I think the main thing you need to do is decide how YOU want to move forward, what will make YOU more comfortable....it's not about what you therapist wants, for whatever reason. Yes, use them as a sounding board and take advice, but with the best will in the world, if they have limited experience of dealing with trans people and aren't trans themselves, then they aren't in any position to decide what is best for you.
They're right about the people around you accepting you, but in reality they either will or won't, however you approach it. Definitely let them know what is happening and be open to discussion with them about fears etc, but do what makes you feel good and comfortable in your own time, not someone else's and definitely don't hold yourself back because other people are having trouble getting their heads around things; how long has it taken you to get used to the idea of your gender? Do you really want to wait that long for others to get on board, and what if they never do?
Your life is for you to live, not for others to be prescriptive about how you should be. It's definitely difficult at times, and the hardest things are often the most rewarding and necessary, so decide what it is you want, make a plan to deal with getting yourself there and then do it for you, not for your therapist or anyone else. It's hard to tell from your post whether the psych is taking this approach because you're waiting for direction or whether they're actively trying to direct you off their own back. Neither is great though, take the reigns yourself, you'll feel better for it.
As for feeling generally feminine in yourself; I found that feeling came on over time once I started going full time and then more so when I started hormones. The reality is that you need the time to let your brain drop all of the male facades it's put up over time to try and fit in to society, which isn't instantaneous and, in my opinion, isn't going to happen if you hold back on moving yourself forward. It's like trying to get to the finishing line of a race but just sitting on the floor and doing the leg movements of a person running....looks similar, but is very unproductive.

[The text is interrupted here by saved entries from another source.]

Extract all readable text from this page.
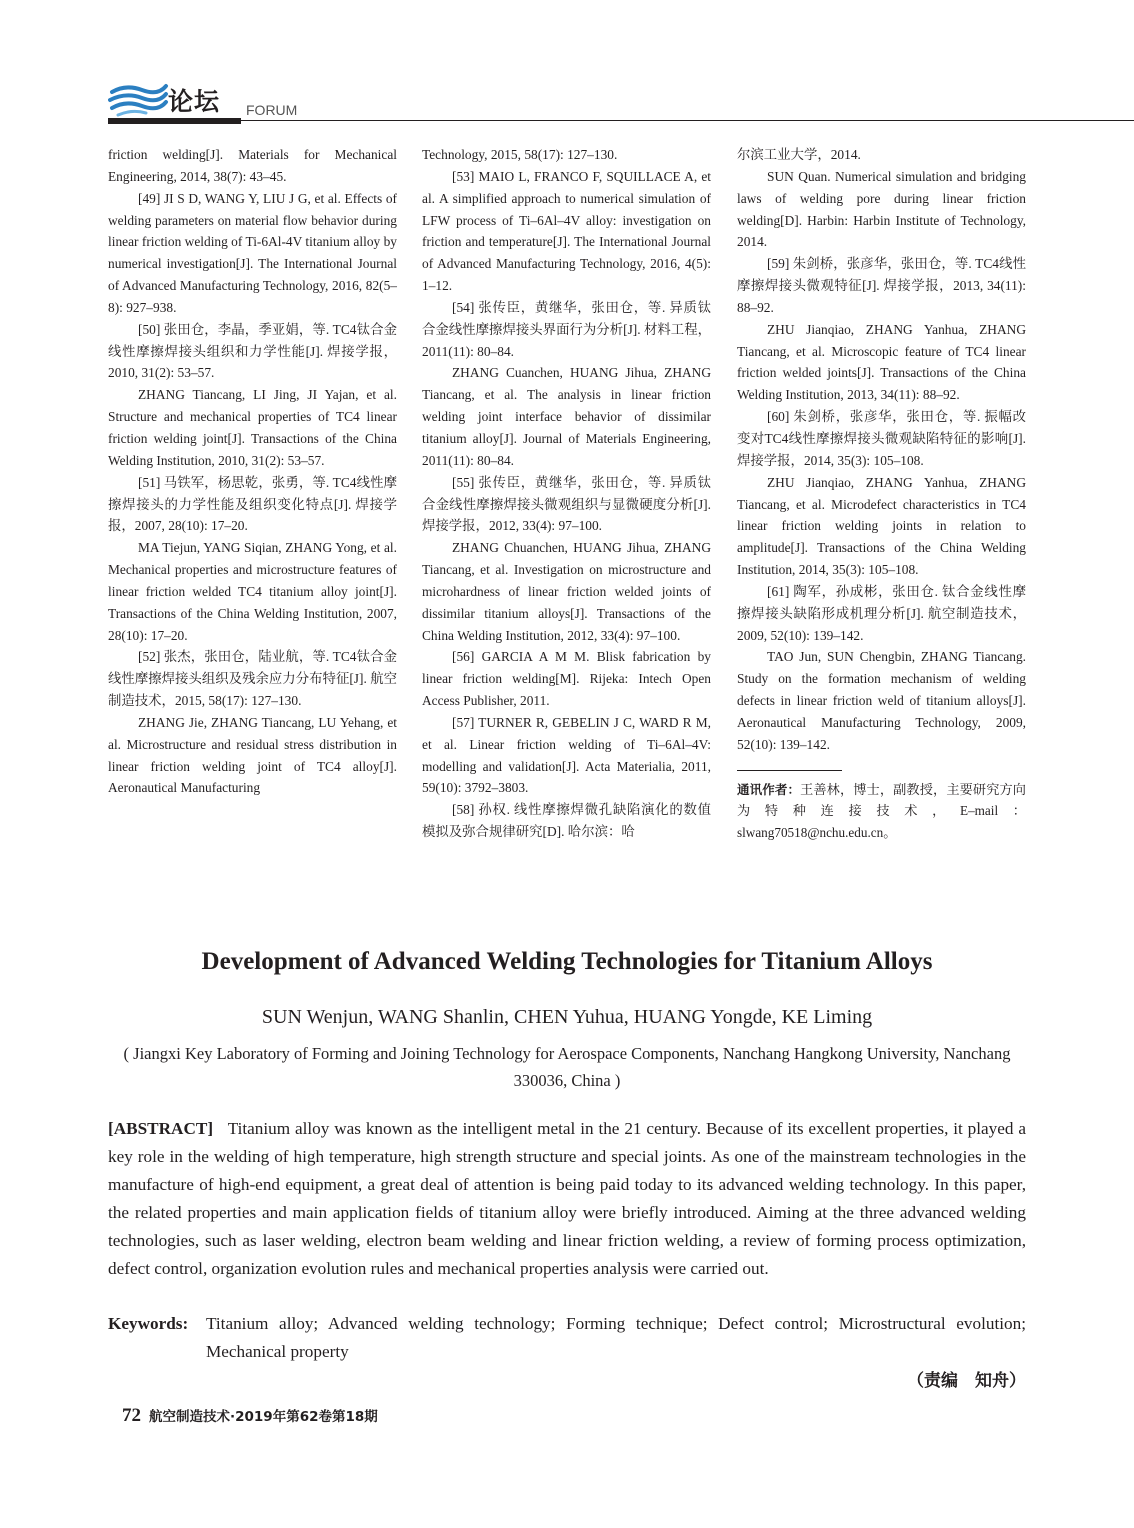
论坛 FORUM

friction welding[J]. Materials for Mechanical Engineering, 2014, 38(7): 43–45.

[49] JI S D, WANG Y, LIU J G, et al. Effects of welding parameters on material flow behavior during linear friction welding of Ti-6Al-4V titanium alloy by numerical investigation[J]. The International Journal of Advanced Manufacturing Technology, 2016, 82(5–8): 927–938.

[50] 张田仓，李晶，季亚娟，等. TC4钛合金线性摩擦焊接头组织和力学性能[J]. 焊接学报，2010, 31(2): 53–57.

ZHANG Tiancang, LI Jing, JI Yajan, et al. Structure and mechanical properties of TC4 linear friction welding joint[J]. Transactions of the China Welding Institution, 2010, 31(2): 53–57.

[51] 马铁军，杨思乾，张勇，等. TC4线性摩擦焊接头的力学性能及组织变化特点[J]. 焊接学报，2007, 28(10): 17–20.

MA Tiejun, YANG Siqian, ZHANG Yong, et al. Mechanical properties and microstructure features of linear friction welded TC4 titanium alloy joint[J]. Transactions of the China Welding Institution, 2007, 28(10): 17–20.

[52] 张杰，张田仓，陆业航，等. TC4钛合金线性摩擦焊接头组织及残余应力分布特征[J]. 航空制造技术，2015, 58(17): 127–130.

ZHANG Jie, ZHANG Tiancang, LU Yehang, et al. Microstructure and residual stress distribution in linear friction welding joint of TC4 alloy[J]. Aeronautical Manufacturing

Technology, 2015, 58(17): 127–130.

[53] MAIO L, FRANCO F, SQUILLACE A, et al. A simplified approach to numerical simulation of LFW process of Ti–6Al–4V alloy: investigation on friction and temperature[J]. The International Journal of Advanced Manufacturing Technology, 2016, 4(5): 1–12.

[54] 张传臣，黄继华，张田仓，等. 异质钛合金线性摩擦焊接头界面行为分析[J]. 材料工程，2011(11): 80–84.

ZHANG Cuanchen, HUANG Jihua, ZHANG Tiancang, et al. The analysis in linear friction welding joint interface behavior of dissimilar titanium alloy[J]. Journal of Materials Engineering, 2011(11): 80–84.

[55] 张传臣，黄继华，张田仓，等. 异质钛合金线性摩擦焊接头微观组织与显微硬度分析[J]. 焊接学报，2012, 33(4): 97–100.

ZHANG Chuanchen, HUANG Jihua, ZHANG Tiancang, et al. Investigation on microstructure and microhardness of linear friction welded joints of dissimilar titanium alloys[J]. Transactions of the China Welding Institution, 2012, 33(4): 97–100.

[56] GARCIA A M M. Blisk fabrication by linear friction welding[M]. Rijeka: Intech Open Access Publisher, 2011.

[57] TURNER R, GEBELIN J C, WARD R M, et al. Linear friction welding of Ti–6Al–4V: modelling and validation[J]. Acta Materialia, 2011, 59(10): 3792–3803.

[58] 孙权. 线性摩擦焊微孔缺陷演化的数值模拟及弥合规律研究[D]. 哈尔滨：哈

尔滨工业大学，2014.

SUN Quan. Numerical simulation and bridging laws of welding pore during linear friction welding[D]. Harbin: Harbin Institute of Technology, 2014.

[59] 朱剑桥，张彦华，张田仓，等. TC4线性摩擦焊接头微观特征[J]. 焊接学报，2013, 34(11): 88–92.

ZHU Jianqiao, ZHANG Yanhua, ZHANG Tiancang, et al. Microscopic feature of TC4 linear friction welded joints[J]. Transactions of the China Welding Institution, 2013, 34(11): 88–92.

[60] 朱剑桥，张彦华，张田仓，等. 振幅改变对TC4线性摩擦焊接头微观缺陷特征的影响[J]. 焊接学报，2014, 35(3): 105–108.

ZHU Jianqiao, ZHANG Yanhua, ZHANG Tiancang, et al. Microdefect characteristics in TC4 linear friction welding joints in relation to amplitude[J]. Transactions of the China Welding Institution, 2014, 35(3): 105–108.

[61] 陶军，孙成彬，张田仓. 钛合金线性摩擦焊接头缺陷形成机理分析[J]. 航空制造技术，2009, 52(10): 139–142.

TAO Jun, SUN Chengbin, ZHANG Tiancang. Study on the formation mechanism of welding defects in linear friction weld of titanium alloys[J]. Aeronautical Manufacturing Technology, 2009, 52(10): 139–142.

通讯作者：王善林，博士，副教授，主要研究方向为特种连接技术，E–mail：slwang70518@nchu.edu.cn。

Development of Advanced Welding Technologies for Titanium Alloys
SUN Wenjun, WANG Shanlin, CHEN Yuhua, HUANG Yongde, KE Liming
( Jiangxi Key Laboratory of Forming and Joining Technology for Aerospace Components, Nanchang Hangkong University, Nanchang 330036, China )

[ABSTRACT] Titanium alloy was known as the intelligent metal in the 21 century. Because of its excellent properties, it played a key role in the welding of high temperature, high strength structure and special joints. As one of the mainstream technologies in the manufacture of high-end equipment, a great deal of attention is being paid today to its advanced welding technology. In this paper, the related properties and main application fields of titanium alloy were briefly introduced. Aiming at the three advanced welding technologies, such as laser welding, electron beam welding and linear friction welding, a review of forming process optimization, defect control, organization evolution rules and mechanical properties analysis were carried out.

Keywords: Titanium alloy; Advanced welding technology; Forming technique; Defect control; Microstructural evolution; Mechanical property
（责编　知舟）
72 航空制造技术·2019年第62卷第18期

In my experience, I found that doing the basic groundwork with those who are important to me and my workplace (letting them know what's going on, mainly) then just jumping right in got all of that terror out of the way in one go, leaving the bit following my 'official' move to presenting full time as the correct gender, going by my new name, etc, as an exciting adventure to enjoy with a few things here and there to mop up as they became apparent. I found this a much better approach than trying to guess all of the issues that may arise and then deal with them before they were an issue, which would be a waste of energy handling things that may never happen. For what it's worth, a lot of people may feel that they wouldn't be able to handle you in your new role, but when actually faced with the reality find that they're fine....making a big deal of it yourself makes others treat it as a big deal; act like it's normal (which it is, everyone else gets to wear whatever they want to feel comfortable!) and others will see things as normal.
Bottom line; do you want to wait to be yourself, or wouldn't you rather spend this time that you're looking at what you want to be actually properly exploring yourself than just imagining what might be when everything is in place and perfect for you to make the leap? Because, in reality, nothing is ever perfect and you'll be waiting forever if you take that approach.